Happy Monday, everyone. Bill Connelly wrote about the spread offense era, and just how efficient college passing has become.
Those mismatches, combined with better route combinations and a larger variety of receiving targets, have resulted in dramatically more efficient passing:
Top 50 quarterbacks in 1989: 132.6 passer rating, 57% completion rate, 13.7 yards per completion, 4.0% interception rate
Top 50 quarterbacks in 1999: 136.8 passer rating, 59% completion rate, 13.3 yards per completion, 3.2% interception rate
Top 50 quarterbacks in 2009: 147.9 passer rating, 64% completion rate, 12.6 yards per completion, 2.6% interception rate
Top 50 quarterbacks in 2019: 154.1 passer rating, 65% completion rate, 13.0 yards per completion, 2.0% interception rate
For some additional context: that 154.1 average rating among the top 50 QBs would have ranked fifth nationally 20 years ago. Colt Brennan set a record with a 186 passer rating playing against nobody in 2006, and that mark has been topped six times by Power Five QBs just in the past four seasons. The best pre-2010 mark by a major conference passer was Sam Bradford’s 180.8 back in 2008, and that mark is now only 18th all-time. The era of smothering the best offenses is over, folks.
Unless, that is, you can get pressure from your front four without having to blitz.

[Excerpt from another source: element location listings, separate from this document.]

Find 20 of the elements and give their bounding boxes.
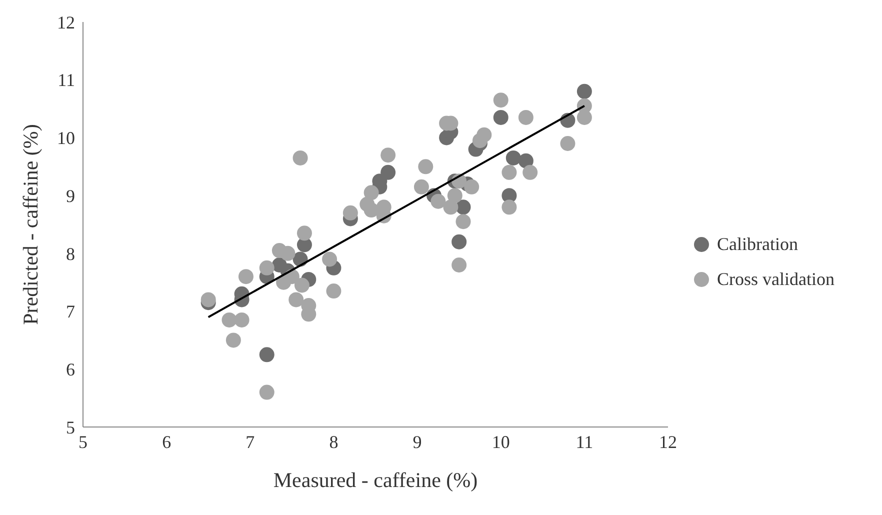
y-tick-label: 9 <box>66 186 75 206</box>
y-tick-label: 12 <box>57 12 75 32</box>
y-tick-label: 8 <box>66 244 75 264</box>
y-tick-label: 7 <box>66 302 75 322</box>
x-tick-label: 6 <box>162 432 172 452</box>
x-tick-label: 10 <box>492 432 510 452</box>
y-tick-label: 5 <box>66 417 75 438</box>
legend-label: Calibration <box>717 234 798 255</box>
x-tick-label: 8 <box>329 432 338 452</box>
legend-label: Cross validation <box>717 269 834 290</box>
x-tick-label: 11 <box>576 432 594 452</box>
y-tick-label: 10 <box>57 128 75 148</box>
y-tick-label: 11 <box>58 70 75 90</box>
y-tick-label: 6 <box>66 360 75 380</box>
x-tick-label: 7 <box>246 432 255 452</box>
x-axis-title: Measured - caffeine (%) <box>273 468 478 492</box>
y-axis-title: Predicted - caffeine (%) <box>18 124 42 325</box>
x-tick-label: 9 <box>412 432 422 452</box>
x-tick-label: 5 <box>78 432 88 452</box>
x-tick-label: 12 <box>659 432 677 452</box>
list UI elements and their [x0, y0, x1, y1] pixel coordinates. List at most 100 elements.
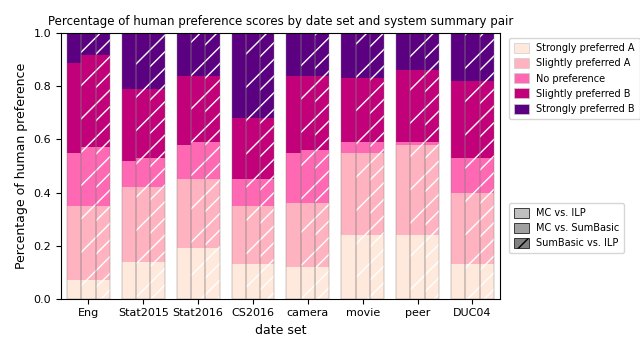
Bar [177, 145, 191, 179]
Bar [177, 179, 191, 248]
Bar [95, 147, 110, 206]
Bar [191, 33, 205, 299]
Bar [260, 206, 275, 264]
Bar [95, 280, 110, 299]
Bar [232, 118, 246, 179]
Bar [315, 33, 329, 299]
Bar [356, 78, 370, 142]
Bar [81, 33, 95, 299]
Bar [232, 264, 246, 299]
Bar [396, 142, 410, 145]
Bar [396, 70, 410, 142]
Bar [205, 76, 220, 142]
Bar [479, 81, 494, 158]
Bar [67, 33, 81, 63]
Bar [205, 179, 220, 248]
Bar [410, 33, 425, 70]
Bar [191, 248, 205, 299]
Bar [451, 158, 465, 193]
Bar [205, 33, 220, 76]
Bar [67, 206, 81, 280]
Bar [287, 267, 301, 299]
Bar [315, 150, 329, 203]
Bar [465, 158, 479, 193]
Bar [425, 33, 439, 70]
Bar [246, 264, 260, 299]
Bar [205, 248, 220, 299]
Bar [301, 150, 315, 203]
Bar [301, 267, 315, 299]
Bar [260, 118, 275, 179]
Bar [451, 81, 465, 158]
Bar [465, 33, 479, 81]
Bar [479, 193, 494, 264]
Bar [479, 33, 494, 81]
Bar [301, 203, 315, 267]
Bar [396, 33, 410, 299]
Bar [370, 142, 384, 153]
Bar [341, 33, 356, 299]
Bar [341, 153, 356, 235]
Bar [356, 142, 370, 153]
Bar [191, 33, 205, 76]
Bar [425, 235, 439, 299]
Bar [122, 89, 136, 161]
Bar [341, 235, 356, 299]
Bar [341, 33, 356, 78]
Bar [232, 33, 246, 118]
Bar [465, 81, 479, 158]
Bar [370, 33, 384, 78]
Bar [315, 76, 329, 150]
Bar [67, 280, 81, 299]
Bar [451, 33, 465, 299]
Bar [191, 179, 205, 248]
Bar [67, 33, 81, 299]
Bar [287, 33, 301, 299]
Bar [356, 153, 370, 235]
Bar [246, 33, 260, 118]
Bar [479, 158, 494, 193]
Bar [301, 33, 315, 299]
Bar [301, 76, 315, 150]
Bar [246, 206, 260, 264]
Bar [150, 33, 164, 89]
Bar [260, 33, 275, 299]
Bar [177, 33, 191, 299]
Bar [410, 145, 425, 235]
Bar [370, 235, 384, 299]
Bar [287, 153, 301, 203]
Bar [451, 193, 465, 264]
Bar [122, 33, 136, 89]
Bar [67, 63, 81, 153]
Bar [81, 33, 95, 55]
Bar [136, 89, 150, 158]
Bar [315, 203, 329, 267]
Bar [136, 262, 150, 299]
Bar [396, 33, 410, 70]
Bar [451, 33, 465, 81]
Bar [136, 33, 150, 299]
Bar [356, 33, 370, 299]
Bar [136, 187, 150, 262]
Bar [396, 235, 410, 299]
X-axis label: date set: date set [255, 324, 306, 337]
Bar [191, 142, 205, 179]
Bar [356, 235, 370, 299]
Bar [177, 33, 191, 76]
Bar [465, 33, 479, 299]
Bar [246, 118, 260, 179]
Bar [67, 153, 81, 206]
Bar [232, 206, 246, 264]
Bar [150, 33, 164, 299]
Bar [410, 142, 425, 145]
Title: Percentage of human preference scores by date set and system summary pair: Percentage of human preference scores by… [48, 15, 513, 28]
Bar [81, 55, 95, 147]
Bar [370, 153, 384, 235]
Bar [425, 70, 439, 142]
Bar [465, 193, 479, 264]
Bar [205, 142, 220, 179]
Bar [260, 179, 275, 206]
Bar [246, 179, 260, 206]
Bar [341, 142, 356, 153]
Legend: MC vs. ILP, MC vs. SumBasic, SumBasic vs. ILP: MC vs. ILP, MC vs. SumBasic, SumBasic vs… [509, 203, 625, 253]
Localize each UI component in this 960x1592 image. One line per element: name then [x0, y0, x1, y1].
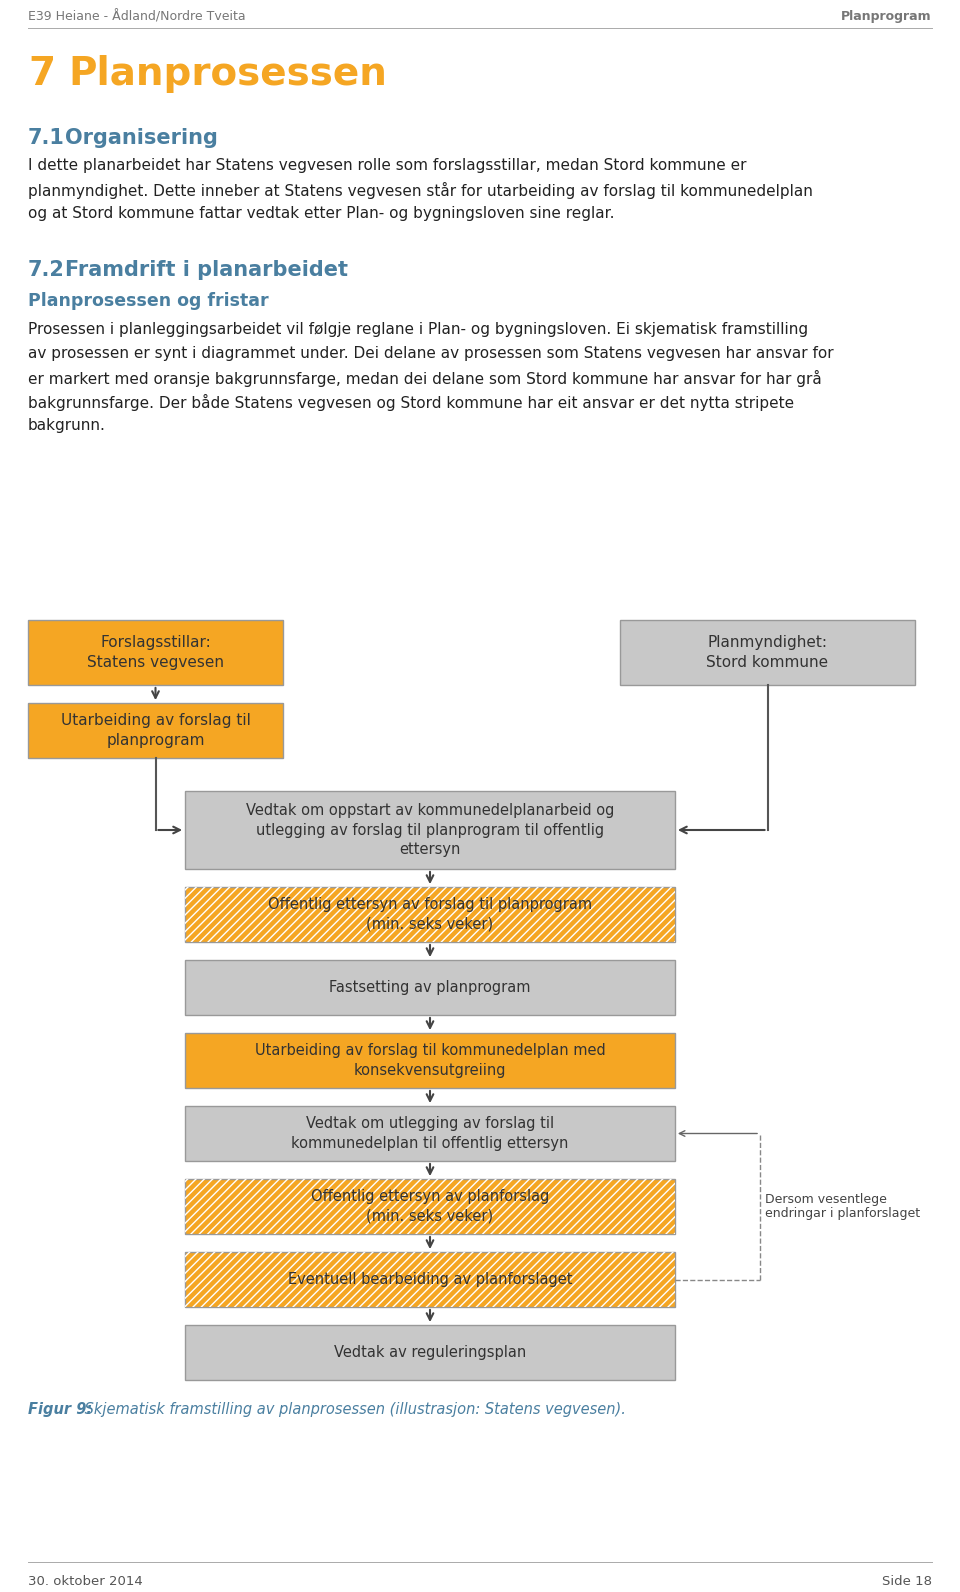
Bar	[185, 1325, 675, 1380]
Text: Planprogram: Planprogram	[841, 10, 932, 22]
Bar	[185, 1251, 675, 1307]
Text: Skjematisk framstilling av planprosessen (illustrasjon: Statens vegvesen).: Skjematisk framstilling av planprosessen…	[80, 1403, 626, 1417]
Text: Eventuell bearbeiding av planforslaget: Eventuell bearbeiding av planforslaget	[288, 1272, 572, 1286]
Bar	[185, 887, 675, 942]
Text: Side 18: Side 18	[882, 1574, 932, 1587]
Text: 30. oktober 2014: 30. oktober 2014	[28, 1574, 143, 1587]
Bar	[185, 1033, 675, 1087]
Text: Framdrift i planarbeidet: Framdrift i planarbeidet	[65, 259, 348, 280]
Text: Organisering: Organisering	[65, 127, 218, 148]
Text: Forslagsstillar:
Statens vegvesen: Forslagsstillar: Statens vegvesen	[87, 635, 224, 670]
Bar	[185, 1180, 675, 1234]
Bar	[185, 791, 675, 869]
Text: er markert med oransje bakgrunnsfarge, medan dei delane som Stord kommune har an: er markert med oransje bakgrunnsfarge, m…	[28, 369, 822, 387]
Bar	[28, 619, 283, 685]
Text: bakgrunn.: bakgrunn.	[28, 419, 106, 433]
Bar	[185, 1251, 675, 1307]
Text: bakgrunnsfarge. Der både Statens vegvesen og Stord kommune har eit ansvar er det: bakgrunnsfarge. Der både Statens vegvese…	[28, 393, 794, 411]
Text: Offentlig ettersyn av planforslag
(min. seks veker): Offentlig ettersyn av planforslag (min. …	[311, 1189, 549, 1224]
Bar	[185, 1180, 675, 1234]
Bar	[185, 887, 675, 942]
Text: E39 Heiane - Ådland/Nordre Tveita: E39 Heiane - Ådland/Nordre Tveita	[28, 10, 246, 24]
Text: Vedtak om utlegging av forslag til
kommunedelplan til offentlig ettersyn: Vedtak om utlegging av forslag til kommu…	[291, 1116, 568, 1151]
Bar	[620, 619, 915, 685]
Text: Utarbeiding av forslag til kommunedelplan med
konsekvensutgreiing: Utarbeiding av forslag til kommunedelpla…	[254, 1043, 606, 1078]
Text: Planmyndighet:
Stord kommune: Planmyndighet: Stord kommune	[707, 635, 828, 670]
Text: Figur 9:: Figur 9:	[28, 1403, 92, 1417]
Text: Planprosessen og fristar: Planprosessen og fristar	[28, 291, 269, 310]
Bar	[28, 704, 283, 758]
Text: Offentlig ettersyn av forslag til planprogram
(min. seks veker): Offentlig ettersyn av forslag til planpr…	[268, 898, 592, 931]
Text: og at Stord kommune fattar vedtak etter Plan- og bygningsloven sine reglar.: og at Stord kommune fattar vedtak etter …	[28, 205, 614, 221]
Bar	[185, 960, 675, 1016]
Text: 7.1: 7.1	[28, 127, 65, 148]
Bar	[185, 1106, 675, 1161]
Text: planmyndighet. Dette inneber at Statens vegvesen står for utarbeiding av forslag: planmyndighet. Dette inneber at Statens …	[28, 181, 813, 199]
Text: av prosessen er synt i diagrammet under. Dei delane av prosessen som Statens veg: av prosessen er synt i diagrammet under.…	[28, 345, 833, 361]
Text: Dersom vesentlege
endringar i planforslaget: Dersom vesentlege endringar i planforsla…	[765, 1192, 920, 1221]
Text: Planprosessen: Planprosessen	[68, 56, 387, 92]
Text: Prosessen i planleggingsarbeidet vil følgje reglane i Plan- og bygningsloven. Ei: Prosessen i planleggingsarbeidet vil føl…	[28, 322, 808, 338]
Text: Vedtak av reguleringsplan: Vedtak av reguleringsplan	[334, 1345, 526, 1360]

20. MINNESOTA VIKINGS — DI CHRISTIAN BARMORE, ALABAMA
There’s a good chance Barmore ends up even higher than this. We barely got to see him until Alabam’s final five games of last year, and then he averaged three pressures a game over that span. On 269 snaps, Barmore earned an 87.8 overall grade for the season.
This is the first mock I have seen that mentioned Barmore. He showed some serious flashes last season, and has to be the most likely candidate to break out in Quinnen Williams fashion. If Barmore and LaBryan Ray can provide increased interior push and at least one of the elite freshman pass rushers shows out, this defense can be great. Ishmael Sopsher, Byron Young and Justin Eboigbe all have a season under their belts, which should help DL depth immensely, and there is another potential veteran breakout candidate on the edge:
Anfernee Jennings, JACK — King Mwikuta
Mwikuta is a player that generated some buzz toward the end of the season. A true freshman in 2019, he played in 10 games as a reserve at outside linebacker and a contributor on special teams. With Alabama losing both of its starters at Jack and Sam linebacker, some of the team’s young guys will need to step up, and according to Jennings, Mwikuta is one to watch.
“King’s definitely somebody to watch out for,” Jennings said. “He’s just a hardworking kid, smart and just freakish athletic. Just be on the lookout for him. He loves the game.”
Mwikuta and Christopher Allen will have the first crack at the OLB jobs, but there are plenty of very talented young guys who will be hard to keep off the field. Hopefully it all pays dividends.
Last, SEC Network put out the SEC win projections and asks who you believe to be too high and too low:
Who's too high?— SEC Network (@SECNetwork) May 2, 2020
Who's too low?
ESPN FPI's 2020 projected win totals ⤵️ pic.twitter.com/CSm6Fysble
Tell us in the comments. Note that Tennessee is still at only 6.3 despite all of the recent recruiting buzz. It’s important to note that, while ranking first in the conference in May is nice, they still have only five blue chips committed against 11 three-stars. When all is said and done, they won’t be better than fourth in the conference with that ratio. Still an improvement, of course.
That’s about it for today. Have a great week.